What grew from the aftermath post-Katrina New Orleans has become Michael McDaniel’s Reaction, inc. — whose modular emergency Exo housing system stacks like a set of coffee cups so it can be rapidly transported down any US interstate highway and light weight enough that four men can unload enough housing for 100 people in one hour.

These millennial entrepreneurs seek to transform the world they live in through a for profit company that delights its customers, honors its employees and suppliers, and returns a profit to its investors.

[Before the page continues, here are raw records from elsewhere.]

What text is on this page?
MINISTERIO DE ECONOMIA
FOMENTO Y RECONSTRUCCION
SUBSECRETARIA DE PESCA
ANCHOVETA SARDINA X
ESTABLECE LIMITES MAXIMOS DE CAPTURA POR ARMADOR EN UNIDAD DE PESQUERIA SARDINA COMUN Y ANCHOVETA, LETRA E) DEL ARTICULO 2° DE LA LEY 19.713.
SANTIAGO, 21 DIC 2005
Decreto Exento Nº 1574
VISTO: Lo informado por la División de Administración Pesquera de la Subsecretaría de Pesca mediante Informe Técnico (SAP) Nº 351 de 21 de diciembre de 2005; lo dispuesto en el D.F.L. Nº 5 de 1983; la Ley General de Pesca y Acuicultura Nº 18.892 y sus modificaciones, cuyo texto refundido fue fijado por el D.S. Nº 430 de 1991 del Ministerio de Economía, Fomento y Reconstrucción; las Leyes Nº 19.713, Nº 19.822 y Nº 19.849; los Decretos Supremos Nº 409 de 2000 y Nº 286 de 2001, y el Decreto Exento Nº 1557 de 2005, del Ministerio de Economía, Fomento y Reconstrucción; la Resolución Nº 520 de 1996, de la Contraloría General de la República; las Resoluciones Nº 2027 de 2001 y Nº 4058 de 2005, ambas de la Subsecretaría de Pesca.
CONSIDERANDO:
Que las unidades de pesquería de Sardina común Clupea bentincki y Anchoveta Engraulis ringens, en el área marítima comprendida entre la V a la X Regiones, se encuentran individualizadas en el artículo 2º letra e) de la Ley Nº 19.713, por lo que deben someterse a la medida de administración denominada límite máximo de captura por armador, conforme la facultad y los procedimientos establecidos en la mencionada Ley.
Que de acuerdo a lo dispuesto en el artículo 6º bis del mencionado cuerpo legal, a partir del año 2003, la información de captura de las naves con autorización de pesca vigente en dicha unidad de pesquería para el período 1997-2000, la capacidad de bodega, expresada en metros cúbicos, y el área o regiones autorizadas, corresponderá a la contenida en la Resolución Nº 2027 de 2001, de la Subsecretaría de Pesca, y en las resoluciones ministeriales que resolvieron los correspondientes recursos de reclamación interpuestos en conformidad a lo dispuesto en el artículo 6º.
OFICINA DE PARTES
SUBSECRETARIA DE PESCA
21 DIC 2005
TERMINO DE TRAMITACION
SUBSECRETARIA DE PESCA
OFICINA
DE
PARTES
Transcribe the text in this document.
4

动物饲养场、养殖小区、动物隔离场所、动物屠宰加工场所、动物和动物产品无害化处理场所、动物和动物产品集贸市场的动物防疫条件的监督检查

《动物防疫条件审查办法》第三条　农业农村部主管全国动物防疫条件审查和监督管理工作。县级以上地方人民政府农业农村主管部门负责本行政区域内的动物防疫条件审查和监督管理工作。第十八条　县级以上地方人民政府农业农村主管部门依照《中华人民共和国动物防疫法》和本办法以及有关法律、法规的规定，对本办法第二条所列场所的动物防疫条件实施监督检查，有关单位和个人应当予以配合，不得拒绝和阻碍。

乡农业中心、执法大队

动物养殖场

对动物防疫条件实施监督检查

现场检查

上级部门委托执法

In advance of this hearing we asked our community what they thought you should do. I’ve included those statements in the full testimony and wanted to share that of business owner Joseph Malchow especially.

Joe told us:

Americans are learning, every day, that when government regulates people, prices, and technology, the people lose. What’s the price of regulation? Take the cost and convenience of an Uber ride, and subtract it from the cost and inconvenience of a taxi ride. The American people feel the benefits of the idea of creative destruction every day. And they love it. Silicon Valley is turning shadowy regulated industries into genuine marketplaces. It’s high time rulemakers got on board.

Once Washington gets on board, it is our hope that you move a little faster,
break a few more things, and let us do the same.